In fact, since 1981 activists around the world have made this day one to combat and raise awareness of violence against women. Last year, social media users, many Guyanese included, took social media websites like Facebook by storm, proudly displaying orange profile pictures. The United Nation’s Secretary-General’s UNiTE to End Violence against Women campaign had called all to “orange” their neighbourhood. The colour, they said, symbolized a brighter future without violence.
This was even as numbers showed that 1 in 3 women have experienced physical or sexual violence, mostly by an intimate partner; about 120 million girls have been forced into intercourse or other sexual acts at some point in their lives; and 133 million women and girls have undergone female genital mutilation.
Ending violence against women has been made a key priority. Violence is one of the main mechanisms denying women equality, and it imposes high social, health and economic costs.
It has been emphasised time and time again that violence against women is a human rights violation and it is a consequence of discrimination against women, in law and also in practice, and of persisting inequalities between men and women. It impacts on, and impedes progress in many areas, including poverty eradication, combating HIV/AIDS, and peace and security.
The costs and consequence of violence against women last for generations. Guyana has a strong and robust legislative and policy framework for the protection of women yet the number of women who suffer at the hands of abusers continue to rise.

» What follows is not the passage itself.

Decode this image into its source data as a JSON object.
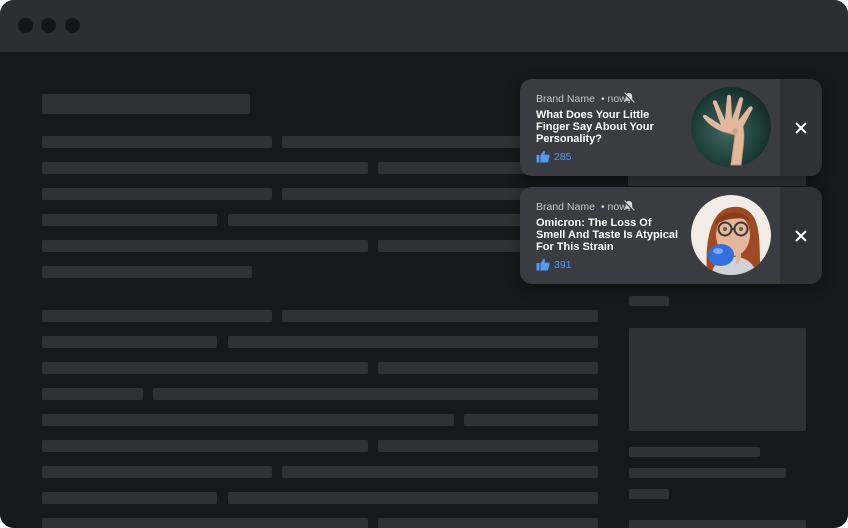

Sadly, at least 22 women have been killed brutally this year; some have been shot, others hacked, beheaded, burnt, strangled and even raped before their lives were snuffed from them.
The Guyana Constitution along with several international treaties, including the Convention on the Elimination of all forms of Discrimination Against Women (CEDAW) and other pieces of legislation such as the Domestic Violence Act (1996) and the Sexual Offences Act (2010) enshrines the rights of women.
Guyanese leaders have highlighted that the elimination of gender-based violence is an important issue that transcends all barriers including race, politics, culture or geographic location. It is seen as one of the greatest obstacles which can have a significant effect on the advancement of women.
Violence, in whatever form it takes, is repugnant to human life and freedom, and there is nothing remotely excusable about violence against women.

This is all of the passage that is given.